Apa itu tukak lambung?

Oleh Informasi kesehatan ini sudah direview dan diedit oleh: dr. Tania Savitri - Dokter Umum

Definisi

Apa itu tukak lambung?

Tukak lambung adalah kondisi peradangan akibat luka pada dinding lambung. Terkadang gangguan pencernaan ini juga bisa terjadi pada duodenum (bagian pertama usus halus), dan esophagus atau batang tenggorokan yang posisinya terdekat lambung.

Tukak terjadi ketika dinding lambung dan usus halus terkikis lalu terluka, sehingga mengenai jaringan yang lebih dalam. 

Tanpa perawatan yang tepat, tukak pada lambung bisa menyebabkan nyeri yang berkepanjangan atau bahkan kerusakan organ cerna.

Seberapa umumkah tukak lambung?

Tukak lambung adalah kondisi yang umum.

Luka yang terjadi pada lambung lebih banyak 4 kali daripada yang terjadi di usus dua belas jari.

Namun, kondisi ini dicegah dengan mengurangi faktor risikonya. Silakan diskusikan dengan dokter Anda untuk informasi lebih lanjut.

Tanda-tanda & gejala

Apa saja tanda-­tanda dan gejala tukak lambung?

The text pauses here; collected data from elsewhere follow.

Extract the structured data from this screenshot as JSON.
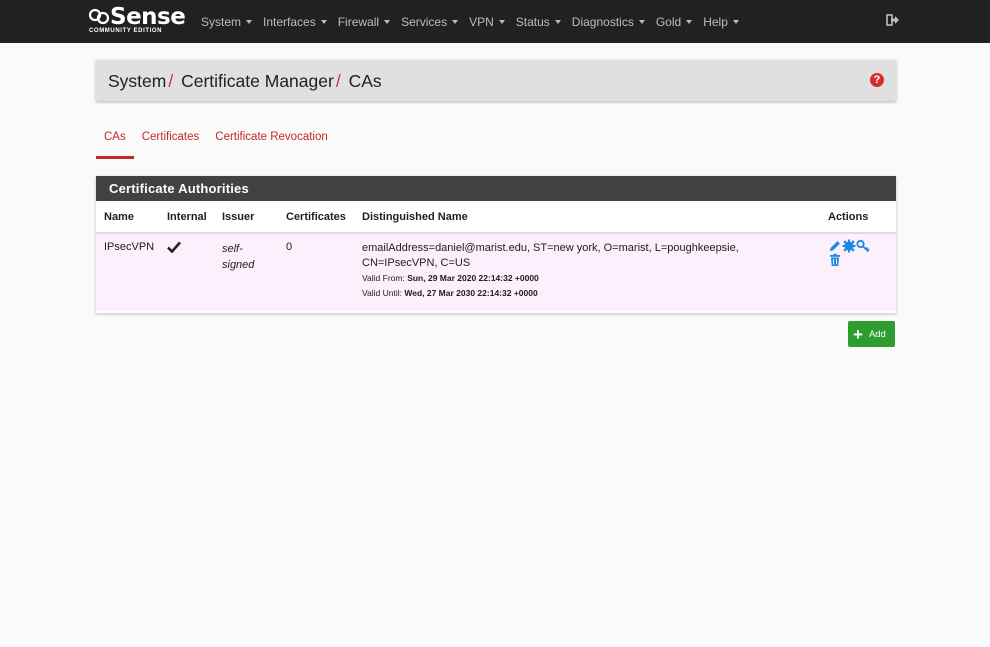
{
  "brand": {
    "logo_text": "pfSense",
    "edition": "COMMUNITY EDITION"
  },
  "nav": {
    "items": [
      "System",
      "Interfaces",
      "Firewall",
      "Services",
      "VPN",
      "Status",
      "Diagnostics",
      "Gold",
      "Help"
    ]
  },
  "breadcrumb": {
    "part1": "System",
    "part2": "Certificate Manager",
    "part3": "CAs",
    "separator": "/"
  },
  "tabs": [
    "CAs",
    "Certificates",
    "Certificate Revocation"
  ],
  "panel": {
    "title": "Certificate Authorities",
    "columns": [
      "Name",
      "Internal",
      "Issuer",
      "Certificates",
      "Distinguished Name",
      "Actions"
    ],
    "rows": [
      {
        "name": "IPsecVPN",
        "internal_icon": "checkmark-icon",
        "issuer_line1": "self-",
        "issuer_line2": "signed",
        "certificates": "0",
        "dn_line1": "emailAddress=daniel@marist.edu, ST=new york, O=marist, L=poughkeepsie,",
        "dn_line2": "CN=IPsecVPN, C=US",
        "valid_from_label": "Valid From: ",
        "valid_from": "Sun, 29 Mar 2020 22:14:32 +0000",
        "valid_until_label": "Valid Until: ",
        "valid_until": "Wed, 27 Mar 2030 22:14:32 +0000"
      }
    ]
  },
  "add_button": {
    "label": "Add"
  },
  "colors": {
    "accent": "#c62828",
    "navbar": "#212121",
    "panel_heading": "#424242",
    "action_blue": "#1e88e5",
    "add_green": "#2e9c2e"
  }
}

Gejala tukak lambung yang paling umum adalah rasa sakit atau panas terbakar di daerah pusar dan tulang dada.

Gejala lain dari kondisi ini bisa meliputi: 

  • Perut terasa sakit ketika Anda lapar
  • Perut terasa sakit di malam hari
  • Sakitnya berhenti jika Anda makan atau mengonsumsi antibiotik 
  • Rasa sakit bisa berlangsung selama beberapa menit sampai beberapa jam 
  • Rasa sakit timbul pergi (kambuhan) selama beberapa hari, beberapa minggu atau bahkan beberapa bulan 

Gejala lainnya yang jarang terjadi termasuk: 

  • Perut kembung 
  • Bersendawa 
  • Tidak nyaman di perut 
  • Nafsu makan turun 
  • Mual 
  • Berat badan turun atau naik

Kemungkinan ada tanda-­tanda dan gejala yang tidak disebutkan di atas. Bila Anda memiliki kekhawatiran akan sebuah gejala tertentu, konsultasikanlah dengan dokter Anda.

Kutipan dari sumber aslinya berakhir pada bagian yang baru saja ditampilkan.